ERA-NET Cofund action on biodiversity and climate change: Impacts, feedbacks, and nature-based solutions for climate change adaptation and mitigation
The Cofund action should examine: the impact of climate change on all levels of biodiversity, ecosystem functioning and ecosystem services; feedback processes; the potential of nature-based solutions for enhancing climate change adaptation, mitigation, including negative emissions; and synergies and trade-offs between different policies, including those on biodiversity, climate action and air quality. The action should capitalize on major strands of knowledge and on the results of relevant projects funded under past EU Framework Programmes. The Cofund action will target all types of terrestrial, freshwater and marine environments, which may also include the impact of climate change on biodiversity and ecosystem functioning and services in agricultural areas and taking agricultural and forestry policies into account.
The Cofund action should be implemented through close cooperation between the Member States and Associated Countries grouped around the BiodivERsA network and in collaboration with the FACCE JPI. The Cofund action should envisage clustering activities with other relevant selected projects for cross-projects co-operation, consultations and joint activities on cross-cutting issues and share of results as well as participating in joint meetings and communication events. To this end, proposals should foresee a dedicated work package and/or task, and earmark the appropriate resources accordingly. The Cofund action should also take into account data and information from the Copernicus programme, as the European Union's Earth Observation Programme.
Proposals should pool the necessary financial resources from the participating national (or regional) research programmes with a view to implementing a joint call for proposals resulting in grants to third parties with EU co-funding in this area. Proposers are requested to include at least one additional joint call without EU co-funding as well as other activities such as the establishment or consolidation of a pan-European network of funding agencies and other key players in Europe, building on previous experience and avoiding overlaps with existing initiatives, support to mutual learning and training, exchange of good practice, researcher mobility and equal opportunities (e.g. through EURAXESS) and better careers in the field.

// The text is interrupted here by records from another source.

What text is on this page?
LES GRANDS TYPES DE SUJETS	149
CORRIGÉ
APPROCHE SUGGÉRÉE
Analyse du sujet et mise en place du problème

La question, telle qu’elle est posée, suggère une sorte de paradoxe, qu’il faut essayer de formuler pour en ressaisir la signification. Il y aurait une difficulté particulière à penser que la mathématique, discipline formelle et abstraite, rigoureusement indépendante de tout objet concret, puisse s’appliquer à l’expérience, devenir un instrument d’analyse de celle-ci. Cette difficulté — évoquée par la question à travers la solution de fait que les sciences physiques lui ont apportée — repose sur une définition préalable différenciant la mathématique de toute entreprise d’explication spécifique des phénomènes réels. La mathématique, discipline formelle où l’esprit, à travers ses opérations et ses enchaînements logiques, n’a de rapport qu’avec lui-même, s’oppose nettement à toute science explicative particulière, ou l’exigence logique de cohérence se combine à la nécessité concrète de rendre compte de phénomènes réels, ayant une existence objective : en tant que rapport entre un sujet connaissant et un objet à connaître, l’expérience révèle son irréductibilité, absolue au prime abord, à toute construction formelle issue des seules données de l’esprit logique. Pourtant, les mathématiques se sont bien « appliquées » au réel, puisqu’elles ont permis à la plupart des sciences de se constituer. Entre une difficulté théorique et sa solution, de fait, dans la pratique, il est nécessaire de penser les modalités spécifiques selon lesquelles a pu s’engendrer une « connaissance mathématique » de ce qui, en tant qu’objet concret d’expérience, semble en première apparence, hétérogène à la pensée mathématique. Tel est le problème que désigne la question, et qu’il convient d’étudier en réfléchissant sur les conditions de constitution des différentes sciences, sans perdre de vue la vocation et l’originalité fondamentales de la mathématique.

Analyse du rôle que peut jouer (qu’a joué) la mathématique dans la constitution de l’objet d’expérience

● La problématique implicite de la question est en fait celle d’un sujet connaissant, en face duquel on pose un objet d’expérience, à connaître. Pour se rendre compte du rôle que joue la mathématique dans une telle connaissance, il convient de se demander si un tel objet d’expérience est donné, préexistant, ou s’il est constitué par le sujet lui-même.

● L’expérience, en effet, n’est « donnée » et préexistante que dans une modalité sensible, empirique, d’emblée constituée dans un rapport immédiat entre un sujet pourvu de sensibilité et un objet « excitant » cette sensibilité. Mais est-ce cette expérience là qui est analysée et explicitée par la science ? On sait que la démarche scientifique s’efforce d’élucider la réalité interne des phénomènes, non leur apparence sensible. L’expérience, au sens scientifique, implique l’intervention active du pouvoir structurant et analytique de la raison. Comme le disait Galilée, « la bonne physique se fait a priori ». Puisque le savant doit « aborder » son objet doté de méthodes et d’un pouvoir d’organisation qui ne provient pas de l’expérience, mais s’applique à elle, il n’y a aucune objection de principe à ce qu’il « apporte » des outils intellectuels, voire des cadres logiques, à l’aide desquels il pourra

Wherever relevant, actions should involve social sciences and humanities.
Participation of legal entities from third countries, and/or regions including those not automatically eligible for funding in accordance with General Annex A, is encouraged in the joint call as well as in other joint activities including additional joint calls without EU co-funding. Participants from countries not listed in General Annex A are eligible for EU funding under this topic and may request a Union contribution (on the basis of the ERA-NET unit cost) only for the coordination costs of additional activities. The proposal should demonstrate that these co-funded other activities exclude any overlaps with related on-going actions co-funded by the EU under Horizon 2020.
The Commission considers that proposals requesting a contribution from the EU in the range of EUR 5 million would allow this specific challenge to be addressed appropriately. Nonetheless, this does not preclude submission and selection of proposals requesting other amounts.
Climate change is predicted to pose the greatest long-term threat to biodiversity in many regions. It is affecting the habitats of many species, which must either adapt or migrate to areas with more favourable conditions. Biodiversity changes can have knock-on effects upon a range of ecosystem functions and services, including food and biomass production and capacity to mitigate and adapt to climate change. Feedback processes may amplify or diminish the effect of climate forcing, and so play an important part in determining the climate sensitivity to human activities and the future climate state.
Addressing the impact of climate change requires the mobilisation of all relevant actors: academia, research institutes, public authorities at various levels, manufacturing industry and business at large, finance and insurance, non-governmental organisations and civil society. A properly aligned European Research Area, which is also open to the world, can make an essential difference in enabling a transformative, climate-resilient sustainability agenda to take shape. The alignment of research and innovation agendas is therefore crucial in bringing about the necessary transformations.
The project results are expected to contribute to:
- effective trans-national, pan-European research networking and synergies among national/regional and EU research programmes in the areas addressed;
- improved evidence-based policy through the interdisciplinary and trans-disciplinary science-policy interface and links with international efforts and fora on the areas addressed;
- underpinning the EU Nature Directives, EU Water and Marine Strategy Framework Directive, EU Biodiversity Strategy, 7th Environment Action Programme, and the EU Strategy on adaptation to climate change;
- informing major international scientific assessments such as the Intergovernmental science-policy Platform on Biodiversity and Ecosystem Services (IPBES) and the Intergovernmental Panel on Climate Change (IPCC) reports and contributing to the goals of the Paris Agreement;
- the protection, restoration and enhancement of natural capital in line with the work of the Convention on Biological Diversity (CBD), the IPBES, the IPCC and further relevant global processes and organisations.